Brett Cross speaking in DC
Brett Cross, speaking at a rally for gun legislation.Courtesy Caitlin Moore Photography

Oliver acknowledges dads can be "a little messy," and says perhaps men should network like the women behind Moms Demand Action, a gun violence prevention advocacy group.

"Women are a little more organized," he adds. "Maybe it's time for a Fathers Demand Action."

Cross says he "apologized" when he first met Oliver for not being politically active after Sandy Hook, Parkland, Sante Fe and the many other shootings that preceded the Robb Elementary massacre.

"They turned around and apologized to me, saying: 'I'm sorry we couldn't do more,'" he says. "Now I have parents coming to me saying 'I’m sorry,' and I'm the one saying 'I'm sorry I couldn't do more.' It's a never-ending cycle."

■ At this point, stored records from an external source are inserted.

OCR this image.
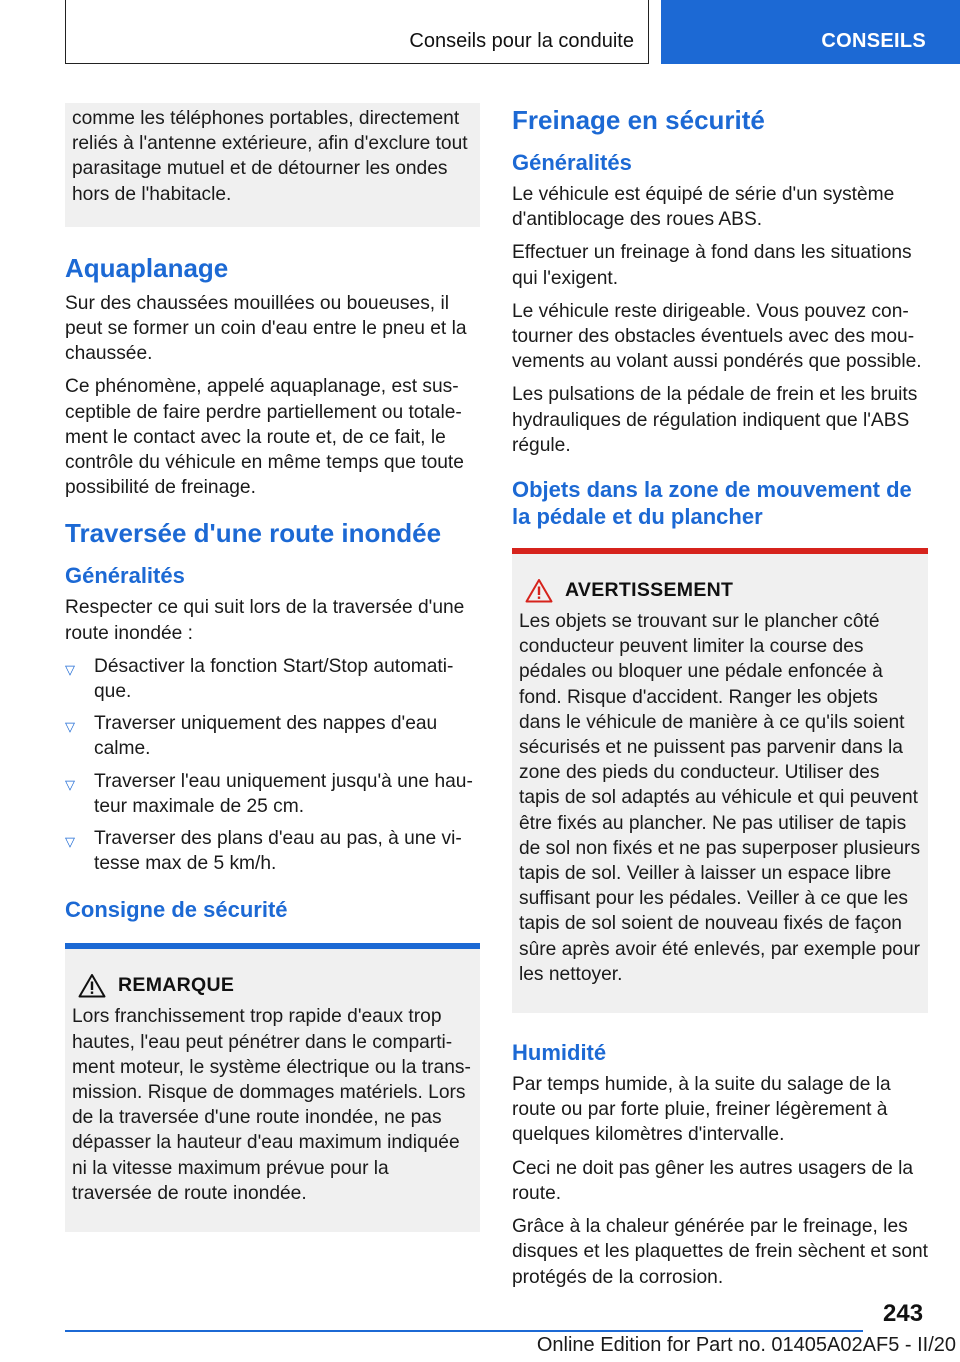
Conseils pour la conduite	CONSEILS

comme les téléphones portables, directement reliés à l'antenne extérieure, afin d'exclure tout parasitage mutuel et de détourner les ondes hors de l'habitacle.

Aquaplanage

Sur des chaussées mouillées ou boueuses, il peut se former un coin d'eau entre le pneu et la chaussée.

Ce phénomène, appelé aquaplanage, est susceptible de faire perdre partiellement ou totalement le contact avec la route et, de ce fait, le contrôle du véhicule en même temps que toute possibilité de freinage.

Traversée d'une route inondée
Généralités

Respecter ce qui suit lors de la traversée d'une route inondée :

▽ Désactiver la fonction Start/Stop automatique.
▽ Traverser uniquement des nappes d'eau calme.
▽ Traverser l'eau uniquement jusqu'à une hauteur maximale de 25 cm.
▽ Traverser des plans d'eau au pas, à une vitesse max de 5 km/h.
Consigne de sécurité
REMARQUE

Lors franchissement trop rapide d'eaux trop hautes, l'eau peut pénétrer dans le compartiment moteur, le système électrique ou la transmission. Risque de dommages matériels. Lors de la traversée d'une route inondée, ne pas dépasser la hauteur d'eau maximum indiquée ni la vitesse maximum prévue pour la traversée de route inondée.

Freinage en sécurité
Généralités

Le véhicule est équipé de série d'un système d'antiblocage des roues ABS.

Effectuer un freinage à fond dans les situations qui l'exigent.

Le véhicule reste dirigeable. Vous pouvez contourner des obstacles éventuels avec des mouvements au volant aussi pondérés que possible.

Les pulsations de la pédale de frein et les bruits hydrauliques de régulation indiquent que l'ABS régule.

Objets dans la zone de mouvement de la pédale et du plancher
AVERTISSEMENT

Les objets se trouvant sur le plancher côté conducteur peuvent limiter la course des pédales ou bloquer une pédale enfoncée à fond. Risque d'accident. Ranger les objets dans le véhicule de manière à ce qu'ils soient sécurisés et ne puissent pas parvenir dans la zone des pieds du conducteur. Utiliser des tapis de sol adaptés au véhicule et qui peuvent être fixés au plancher. Ne pas utiliser de tapis de sol non fixés et ne pas superposer plusieurs tapis de sol. Veiller à laisser un espace libre suffisant pour les pédales. Veiller à ce que les tapis de sol soient de nouveau fixés de façon sûre après avoir été enlevés, par exemple pour les nettoyer.

Humidité

Par temps humide, à la suite du salage de la route ou par forte pluie, freiner légèrement à quelques kilomètres d'intervalle.

Ceci ne doit pas gêner les autres usagers de la route.

Grâce à la chaleur générée par le freinage, les disques et les plaquettes de frein sèchent et sont protégés de la corrosion.

243
Online Edition for Part no. 01405A02AF5 - II/20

'I don't fear anything anymore'

If dads are going to battle over gun control, Cross is ready.

Facing what he says are death threats and online harassment — including people telling him "Uzi deserved to die" — Cross says he will continue advocacy work with righteous indignation until he joins Uzi in the afterlife.

Brett Cross
Brett Cross sits near a memorial for his son Uzi. He says he knows his fight for gun laws might make him a target. He's OK with that.Jordan Vonderhaar for NBC News

"I don't fear anything anymore — not even my own mortality," he says. "I'm pretty sure I'm going to get shot doing this work and I'm OK with that. If that happens, parade me around — let these a------- see."

Cross takes another drag from his cigarette, staring down the Capitol as if it at any moment it will come to life.

His brow furrows as he sizes up his opponent — his hat on backwards with his son's name stitched in the fabric, blazoned across his forehead.

It's a beautiful Sunday afternoon, but all one dad sees is a fight.